DO: I had a somewhat different experience in that dealing with polio: you couldn’t have more sympathetic records. These were young middle-class children, all of whom were at risk, and therefore parents just felt the need to protect them. It wasn’t like they were making a value judgment; there was no prejudice in that respect. The other thing that made talking about polio easy is that although it was a disease where 30,000-40,000 kids a year were paralyzed; it was an extremely visual disease. You look out at a room, no one knows who has a heart condition, but everyone knows who has polio. There were leg braces, there were wheelchairs, there were crutches. You would come back from school after a polio summer and there would be the empty desk of the kid who just hadn’t made it through the summer. The issue that Paul has described is one that I think about a lot, but had less resonance in this instance than in other instances. Now that I am working at NYU Medical School, I see that one of the things they are trying to teach medical students and house staff is empathy, to feel the pain of the victim. They are doing this in a world where seventy percent of what a resident does vis-à-vis the patient is in a different room at a computer. It’s not done at the bedside. That is probably one of the greatest problems that is facing the new generation of physicians: how to think about illness, how to conceptualize illness, how to understand pain. There is so much coming out of the computer now, that it has essentially taken away some of the humanity of wonderful people. And what we are trying to do is get that back.
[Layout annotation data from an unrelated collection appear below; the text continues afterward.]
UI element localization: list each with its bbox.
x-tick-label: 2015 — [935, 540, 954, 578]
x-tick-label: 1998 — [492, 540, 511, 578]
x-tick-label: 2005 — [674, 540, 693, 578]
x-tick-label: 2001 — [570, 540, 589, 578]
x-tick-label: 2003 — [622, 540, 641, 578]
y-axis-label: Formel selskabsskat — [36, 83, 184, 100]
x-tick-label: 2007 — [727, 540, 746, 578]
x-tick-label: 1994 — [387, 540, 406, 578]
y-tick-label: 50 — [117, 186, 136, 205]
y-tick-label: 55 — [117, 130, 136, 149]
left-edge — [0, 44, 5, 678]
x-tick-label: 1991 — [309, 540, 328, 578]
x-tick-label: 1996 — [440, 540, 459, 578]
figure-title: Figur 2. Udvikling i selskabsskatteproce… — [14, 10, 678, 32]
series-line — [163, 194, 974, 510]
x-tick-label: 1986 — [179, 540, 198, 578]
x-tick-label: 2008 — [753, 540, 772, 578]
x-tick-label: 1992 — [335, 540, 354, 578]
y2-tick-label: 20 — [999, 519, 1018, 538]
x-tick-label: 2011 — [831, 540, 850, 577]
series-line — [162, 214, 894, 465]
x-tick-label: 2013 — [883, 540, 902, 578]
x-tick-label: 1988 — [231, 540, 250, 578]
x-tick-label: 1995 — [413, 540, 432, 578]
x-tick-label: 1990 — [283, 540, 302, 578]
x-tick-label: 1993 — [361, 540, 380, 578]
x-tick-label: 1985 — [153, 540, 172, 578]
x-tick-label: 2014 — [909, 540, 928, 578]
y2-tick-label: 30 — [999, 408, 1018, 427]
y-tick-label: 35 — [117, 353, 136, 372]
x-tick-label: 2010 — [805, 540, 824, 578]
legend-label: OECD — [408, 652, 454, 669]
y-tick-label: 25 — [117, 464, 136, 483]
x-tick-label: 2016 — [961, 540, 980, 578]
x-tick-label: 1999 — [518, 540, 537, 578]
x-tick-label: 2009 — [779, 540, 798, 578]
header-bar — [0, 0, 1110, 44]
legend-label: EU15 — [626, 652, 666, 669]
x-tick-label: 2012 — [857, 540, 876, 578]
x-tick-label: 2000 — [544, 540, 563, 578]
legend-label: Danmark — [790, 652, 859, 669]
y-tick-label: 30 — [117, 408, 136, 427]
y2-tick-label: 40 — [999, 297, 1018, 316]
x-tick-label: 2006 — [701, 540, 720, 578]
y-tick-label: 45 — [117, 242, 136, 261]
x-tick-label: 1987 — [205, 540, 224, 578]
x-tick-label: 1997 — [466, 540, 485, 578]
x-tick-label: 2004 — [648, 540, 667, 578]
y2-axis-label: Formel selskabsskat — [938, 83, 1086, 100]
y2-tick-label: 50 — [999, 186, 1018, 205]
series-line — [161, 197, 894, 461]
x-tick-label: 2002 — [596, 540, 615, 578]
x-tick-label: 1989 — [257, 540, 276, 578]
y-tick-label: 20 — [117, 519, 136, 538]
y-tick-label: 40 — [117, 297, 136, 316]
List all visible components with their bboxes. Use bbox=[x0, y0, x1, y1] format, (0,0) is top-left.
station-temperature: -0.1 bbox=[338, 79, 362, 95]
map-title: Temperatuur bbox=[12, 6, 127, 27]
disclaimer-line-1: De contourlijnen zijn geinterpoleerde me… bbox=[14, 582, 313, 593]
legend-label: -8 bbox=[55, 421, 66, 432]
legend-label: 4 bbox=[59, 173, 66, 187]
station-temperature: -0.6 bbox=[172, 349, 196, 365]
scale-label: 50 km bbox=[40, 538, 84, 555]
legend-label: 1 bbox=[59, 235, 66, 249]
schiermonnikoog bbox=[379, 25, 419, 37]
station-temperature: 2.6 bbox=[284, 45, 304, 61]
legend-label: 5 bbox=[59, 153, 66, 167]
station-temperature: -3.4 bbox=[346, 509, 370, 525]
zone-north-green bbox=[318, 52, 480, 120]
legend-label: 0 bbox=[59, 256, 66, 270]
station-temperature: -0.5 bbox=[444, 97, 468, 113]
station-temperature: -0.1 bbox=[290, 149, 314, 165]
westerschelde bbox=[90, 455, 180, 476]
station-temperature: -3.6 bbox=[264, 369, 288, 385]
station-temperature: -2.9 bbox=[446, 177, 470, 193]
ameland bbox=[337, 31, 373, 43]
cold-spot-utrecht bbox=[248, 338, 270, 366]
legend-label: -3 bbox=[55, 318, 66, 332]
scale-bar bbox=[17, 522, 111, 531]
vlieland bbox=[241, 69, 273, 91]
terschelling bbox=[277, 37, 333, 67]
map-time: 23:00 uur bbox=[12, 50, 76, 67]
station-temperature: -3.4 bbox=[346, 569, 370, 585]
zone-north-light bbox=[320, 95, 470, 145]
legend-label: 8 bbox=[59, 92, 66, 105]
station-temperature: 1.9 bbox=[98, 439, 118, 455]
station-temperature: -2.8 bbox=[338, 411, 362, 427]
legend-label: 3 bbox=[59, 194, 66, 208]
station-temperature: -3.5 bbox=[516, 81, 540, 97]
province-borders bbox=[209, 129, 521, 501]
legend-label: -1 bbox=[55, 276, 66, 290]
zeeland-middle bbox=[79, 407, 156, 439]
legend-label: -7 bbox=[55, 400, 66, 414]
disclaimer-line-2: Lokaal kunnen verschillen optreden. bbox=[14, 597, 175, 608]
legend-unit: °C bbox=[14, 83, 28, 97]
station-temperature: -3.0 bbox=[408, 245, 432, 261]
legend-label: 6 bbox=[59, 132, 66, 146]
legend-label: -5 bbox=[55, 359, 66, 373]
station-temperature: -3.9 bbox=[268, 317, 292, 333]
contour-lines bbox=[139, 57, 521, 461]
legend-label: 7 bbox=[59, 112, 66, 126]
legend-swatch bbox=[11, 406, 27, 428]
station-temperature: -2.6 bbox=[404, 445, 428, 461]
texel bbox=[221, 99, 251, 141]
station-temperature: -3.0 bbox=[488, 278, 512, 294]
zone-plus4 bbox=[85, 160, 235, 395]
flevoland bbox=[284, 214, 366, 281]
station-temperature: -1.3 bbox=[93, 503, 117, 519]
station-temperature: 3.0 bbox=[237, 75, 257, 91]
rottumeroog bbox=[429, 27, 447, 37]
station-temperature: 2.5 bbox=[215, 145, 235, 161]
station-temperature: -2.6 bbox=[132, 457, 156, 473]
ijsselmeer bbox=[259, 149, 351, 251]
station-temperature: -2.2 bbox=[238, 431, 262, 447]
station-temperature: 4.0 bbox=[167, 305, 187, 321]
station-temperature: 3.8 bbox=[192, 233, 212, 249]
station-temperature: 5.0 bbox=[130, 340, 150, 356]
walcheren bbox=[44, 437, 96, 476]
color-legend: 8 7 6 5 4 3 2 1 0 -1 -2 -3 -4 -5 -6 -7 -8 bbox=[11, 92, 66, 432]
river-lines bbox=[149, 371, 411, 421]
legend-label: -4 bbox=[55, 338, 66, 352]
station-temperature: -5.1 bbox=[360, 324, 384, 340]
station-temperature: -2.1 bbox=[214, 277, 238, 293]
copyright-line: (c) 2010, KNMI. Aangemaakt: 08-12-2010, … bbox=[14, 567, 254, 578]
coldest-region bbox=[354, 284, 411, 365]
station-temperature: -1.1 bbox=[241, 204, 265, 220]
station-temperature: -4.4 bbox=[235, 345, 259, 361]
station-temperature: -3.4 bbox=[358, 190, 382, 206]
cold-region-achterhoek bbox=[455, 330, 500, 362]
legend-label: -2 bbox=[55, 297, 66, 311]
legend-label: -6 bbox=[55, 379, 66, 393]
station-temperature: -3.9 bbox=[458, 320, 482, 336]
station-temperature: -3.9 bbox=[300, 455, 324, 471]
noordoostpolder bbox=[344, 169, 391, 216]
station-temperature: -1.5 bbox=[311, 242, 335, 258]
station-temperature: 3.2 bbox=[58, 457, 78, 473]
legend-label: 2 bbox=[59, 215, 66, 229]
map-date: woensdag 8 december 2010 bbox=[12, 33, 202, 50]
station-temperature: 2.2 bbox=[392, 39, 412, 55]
Paul Harding is the author of two novels about multiple generations of a New England family: the Pulitzer Prize-winning Tinkers (Bellevue Literary Press) and Enon (Random House). He has taught at the Iowa Writers’ Workshop, Harvard University, and Grinnell College. He lives in Massachusetts.
David Oshinsky’s books include A Conspiracy So Immense: The World of Joe McCarthy, Worse Than Slavery: Parchman Farm and the Ordeal of Jim Crow Justice, and Polio: An American Story, winner of both the Pulitzer Prize in History and the Hoover Presidential Book Award. He is the director of the Division of Medical Humanities at NYU School of Medicine.